Italia no es un país desconocido para las elites ecuatorianas. Es el destino ideal para unas vacaciones destinadas a comer bien, contemplar las vitrinas de moda, admirar los autos deportivos y maravillarse o tomarse selfies ante las obras de arte y arquitectura más preciadas de la cultura occidental. Los viajeros acaso no están conscientes de que, a pesar de los lujos visibles en los centros de las ciudades más turísticas, Italia, es el “enfermo de Europa”. Así calificaron a su país recientemente un grupo de politólogos italianos.

Los contornos de la crisis perpetua que se remonta por lo menos al año 2001 son inconfundibles. Niveles bajísimos de crecimiento económico; una de las deudas públicas más abultadas en relación al PIB en el viejo continente; ingresos personales promedios que se mantienen iguales que en los 1990; una tasa de desempleo juvenil que bordea el 35% y que provoca la fuga de los jóvenes más talentosos; la persistencia de las mafias en el mezzogiorno (el sur); brotes de xenofobia contra los migrantes africanos; movimientos populistas de derecha e izquierda; inestables gobiernos de coalición que no logran hacer reformas y están siempre al borde de la disolución y una política económica sujeta al veto de la Unión Europea.

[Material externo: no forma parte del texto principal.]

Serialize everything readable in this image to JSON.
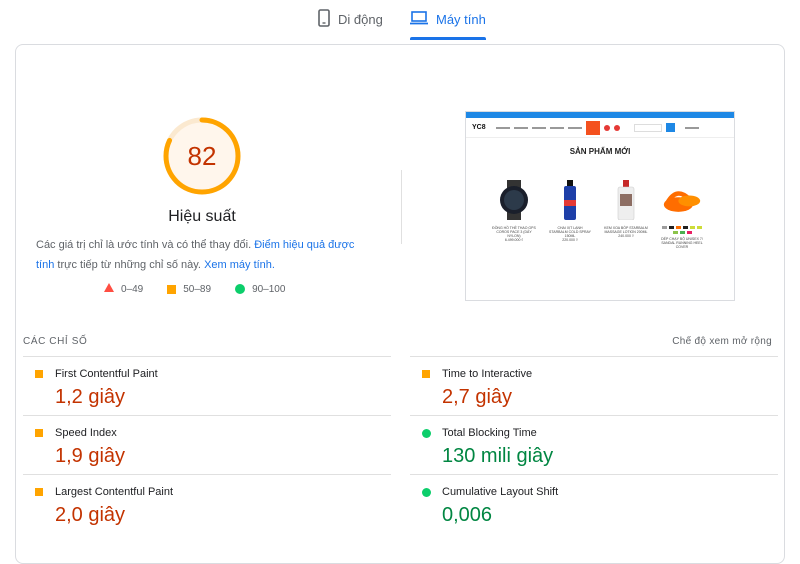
{
  "tabs": [
    {
      "label": "Di động",
      "icon": "phone-icon",
      "active": false
    },
    {
      "label": "Máy tính",
      "icon": "desktop-icon",
      "active": true
    }
  ],
  "summary": {
    "score": "82",
    "score_fraction": 0.82,
    "score_color": "#ffa400",
    "title": "Hiệu suất",
    "desc_pre": "Các giá trị chỉ là ước tính và có thể thay đổi.",
    "desc_link1": "Điểm hiệu quả được tính",
    "desc_mid": "trực tiếp từ những chỉ số này.",
    "desc_link2": "Xem máy tính."
  },
  "legend": [
    {
      "range": "0–49",
      "color": "#ff4e42",
      "shape": "triangle"
    },
    {
      "range": "50–89",
      "color": "#ffa400",
      "shape": "square"
    },
    {
      "range": "90–100",
      "color": "#0cce6b",
      "shape": "circle"
    }
  ],
  "preview": {
    "logo": "YC8",
    "heading": "SẢN PHẨM MỚI",
    "products": [
      {
        "name": "ĐỒNG HỒ THỂ THAO GPS COROS PACE 3 (DÂY NYLON)",
        "price": "6.499.000 ₫",
        "icon": "watch-icon"
      },
      {
        "name": "CHAI XỊT LẠNH STARBALM COLD SPRAY 150ML",
        "price": "220.000 ₫",
        "icon": "spray-icon"
      },
      {
        "name": "KEM XOA BÓP STARBALM MASSAGE LOTION 200ML",
        "price": "240.000 ₫",
        "icon": "lotion-icon"
      },
      {
        "name": "DÉP CHẠY BỘ UNISEX 7/ SANDAL RUNNING HEEL COVER",
        "price": "",
        "icon": "sandal-icon"
      }
    ]
  },
  "metrics": {
    "heading": "CÁC CHỈ SỐ",
    "expand_label": "Chế độ xem mở rộng",
    "left": [
      {
        "title": "First Contentful Paint",
        "value": "1,2 giây",
        "rating": "average"
      },
      {
        "title": "Speed Index",
        "value": "1,9 giây",
        "rating": "average"
      },
      {
        "title": "Largest Contentful Paint",
        "value": "2,0 giây",
        "rating": "average"
      }
    ],
    "right": [
      {
        "title": "Time to Interactive",
        "value": "2,7 giây",
        "rating": "average"
      },
      {
        "title": "Total Blocking Time",
        "value": "130 mili giây",
        "rating": "good"
      },
      {
        "title": "Cumulative Layout Shift",
        "value": "0,006",
        "rating": "good"
      }
    ]
  }
}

¿Cómo llegó a Italia a su condición actual? En la postguerra, Italia experimentó un milagro económico y un sistema de partidos estable controlado por dos grandes partidos de clase e ideológicos, la Democracia Cristiana y el Partido Comunista Italiano. La Democracia Cristiana dominó los gobiernos que se sucedieron uno tras otro hasta principios de los años 80, mientras el Partido Comunista, lejos de hacer la revolución, gozó de una cuota de poder relevante, sobre todo en sus bastiones obreros del centro-norte y norte de Italia. El clientelismo y la corrupción proliferaron, pero también existía un debate político de altura y políticas que generaron bienes públicos. La llamada Primera Republica mostraba claros signos de agotamiento en los años 80, cuando un tercer partido, el Socialista, cobró fuerza a expensas del Partido Comunista, que se fragmentó con el fin de la Guerra Fría.

A principios de los años 1990, el escándalo de corrupción conocido como Tangentopoli (ciudad de sobornos) desprestigió a los partidos políticos y provocó el colapso de la Democracia Cristiana y el Partido Socialista. El proceso judicial anti-corrupción llamado “manos limpias” señaló a muchísimos miembros de la odiosa partitocrazia, especialmente a demócratas cristianos y socialistas que habían manejado las redes de corrupción más lucrativas. Con el colapso de los partidos dominantes, Italia atestiguó una transformación política que condujo a lo que se conoce como la Segunda República. Resulta irónico que el gobierno más corrupto de la historia reciente del Ecuador, el correista, tomó una buena parte de su imaginario político-directa o indirectamente–de la poderosa lucha anti-corrupción italiana. Recordemos las “manos limpias” y la denuncia de la “partidocracia”—las consignas con las que Correa arrasó en las elecciones del 2006.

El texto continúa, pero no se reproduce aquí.